Adam Johnson

The Hong Kong International Literary Festival speaker, who won a Pulitzer Prize for The Orphan Master’s Son, talks about his lonely childhood and why his stories tend to veer towards the bizarre

LOGO-SCMP

When Adam Johnson won the 2013 Pulitzer Prize for Fiction, for a novel set in North Korea, many were surprised that an American academic who had spent just five days in the country could write so convincingly and colourfully about the hermit kingdom. Understand a little about the author and his life, though, and it begins to make sense.

THE SUCCESS OF The Orphan Master’s Son (Random House) turned Johnson almost overnight from what he calls a “normal writer” into one with celebrity status.

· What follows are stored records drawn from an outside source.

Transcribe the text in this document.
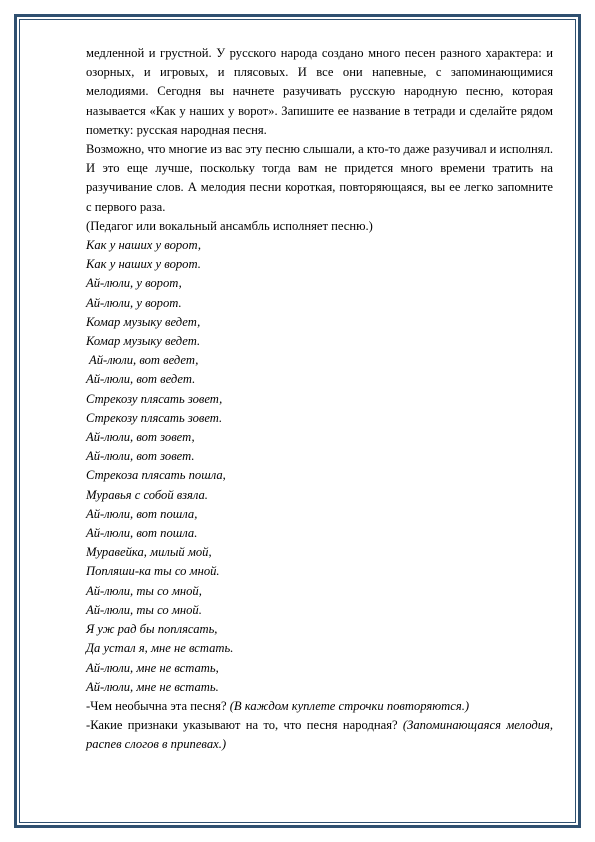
медленной и грустной. У русского народа создано много песен разного характера: и озорных, и игровых, и плясовых. И все они напевные, с запоминающимися мелодиями. Сегодня вы начнете разучивать русскую народную песню, которая называется «Как у наших у ворот». Запишите ее название в тетради и сделайте рядом пометку: русская народная песня.

Возможно, что многие из вас эту песню слышали, а кто-то даже разучивал и исполнял. И это еще лучше, поскольку тогда вам не придется много времени тратить на разучивание слов. А мелодия песни короткая, повторяющаяся, вы ее легко запомните с первого раза.

(Педагог или вокальный ансамбль исполняет песню.)

Как у наших у ворот,

Как у наших у ворот.

Ай-люли, у ворот,

Ай-люли, у ворот.

Комар музыку ведет,

Комар музыку ведет.

Ай-люли, вот ведет,

Ай-люли, вот ведет.

Стрекозу плясать зовет,

Стрекозу плясать зовет.

Ай-люли, вот зовет,

Ай-люли, вот зовет.

Стрекоза плясать пошла,

Муравья с собой взяла.

Ай-люли, вот пошла,

Ай-люли, вот пошла.

Муравейка, милый мой,

Попляши-ка ты со мной.

Ай-люли, ты со мной,

Ай-люли, ты со мной.

Я уж рад бы поплясать,

Да устал я, мне не встать.

Ай-люли, мне не встать,

Ай-люли, мне не встать.

-Чем необычна эта песня? (В каждом куплете строчки повторяются.)

-Какие признаки указывают на то, что песня народная? (Запоминающаяся мелодия, распев слогов в припевах.)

“North Korea is a topic that people care about around the world, so suddenly I started getting invited everywhere,” says Johnson, a professor of English at Stanford University, in the United States.

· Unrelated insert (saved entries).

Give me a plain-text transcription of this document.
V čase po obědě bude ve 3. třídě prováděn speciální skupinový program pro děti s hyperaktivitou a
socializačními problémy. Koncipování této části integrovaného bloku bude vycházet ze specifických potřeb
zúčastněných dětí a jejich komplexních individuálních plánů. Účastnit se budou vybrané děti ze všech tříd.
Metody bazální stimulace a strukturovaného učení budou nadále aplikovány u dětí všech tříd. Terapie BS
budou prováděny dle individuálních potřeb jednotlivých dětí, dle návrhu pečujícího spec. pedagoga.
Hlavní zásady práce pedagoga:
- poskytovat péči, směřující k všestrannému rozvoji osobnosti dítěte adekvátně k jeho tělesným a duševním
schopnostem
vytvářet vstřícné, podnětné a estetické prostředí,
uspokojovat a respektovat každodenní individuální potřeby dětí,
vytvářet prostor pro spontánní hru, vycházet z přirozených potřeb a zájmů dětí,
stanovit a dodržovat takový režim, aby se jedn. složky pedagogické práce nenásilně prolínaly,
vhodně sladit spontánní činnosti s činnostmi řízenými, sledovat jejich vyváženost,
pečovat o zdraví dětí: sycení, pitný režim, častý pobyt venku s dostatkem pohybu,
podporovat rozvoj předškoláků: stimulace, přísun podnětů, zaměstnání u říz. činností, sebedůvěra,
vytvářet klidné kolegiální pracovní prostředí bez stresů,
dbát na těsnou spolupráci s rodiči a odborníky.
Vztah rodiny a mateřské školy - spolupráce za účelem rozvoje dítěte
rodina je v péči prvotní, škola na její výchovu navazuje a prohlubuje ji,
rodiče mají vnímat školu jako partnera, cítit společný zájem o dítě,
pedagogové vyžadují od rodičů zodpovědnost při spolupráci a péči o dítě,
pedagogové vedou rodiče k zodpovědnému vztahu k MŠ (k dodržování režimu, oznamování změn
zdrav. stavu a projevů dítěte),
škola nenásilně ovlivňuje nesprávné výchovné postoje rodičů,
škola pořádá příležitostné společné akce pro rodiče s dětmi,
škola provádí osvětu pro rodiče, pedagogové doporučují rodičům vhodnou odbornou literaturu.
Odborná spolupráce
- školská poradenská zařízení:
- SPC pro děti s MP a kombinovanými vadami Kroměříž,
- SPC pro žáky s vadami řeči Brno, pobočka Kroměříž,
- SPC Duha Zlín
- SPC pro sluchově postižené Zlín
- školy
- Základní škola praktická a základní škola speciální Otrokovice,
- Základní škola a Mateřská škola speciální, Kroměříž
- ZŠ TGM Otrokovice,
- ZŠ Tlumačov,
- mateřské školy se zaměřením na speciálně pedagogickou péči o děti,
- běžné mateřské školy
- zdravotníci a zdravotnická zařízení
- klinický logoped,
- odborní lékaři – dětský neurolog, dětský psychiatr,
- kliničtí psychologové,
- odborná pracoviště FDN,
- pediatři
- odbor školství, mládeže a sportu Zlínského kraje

But there was a drawback to the international invitations – separated from his family he began to get lonely. The solu­tion? Take them with him.

“Everywhere I go I drag my wife and kids,” says Johnson.

So, when he arrives for the Hong Kong International Literary Festival this week, he’ll do so accompanied by a family entourage of four.

“I’m a writer and [when he disappears into his study] I’ll say to them, ‘I’m going to go off and work’ and it doesn’t seem like work to them, it only seems like I’m missing. It’s only at events like this that they realise maybe what the product of that is,” says Johnson, by Skype from his home in San Francisco.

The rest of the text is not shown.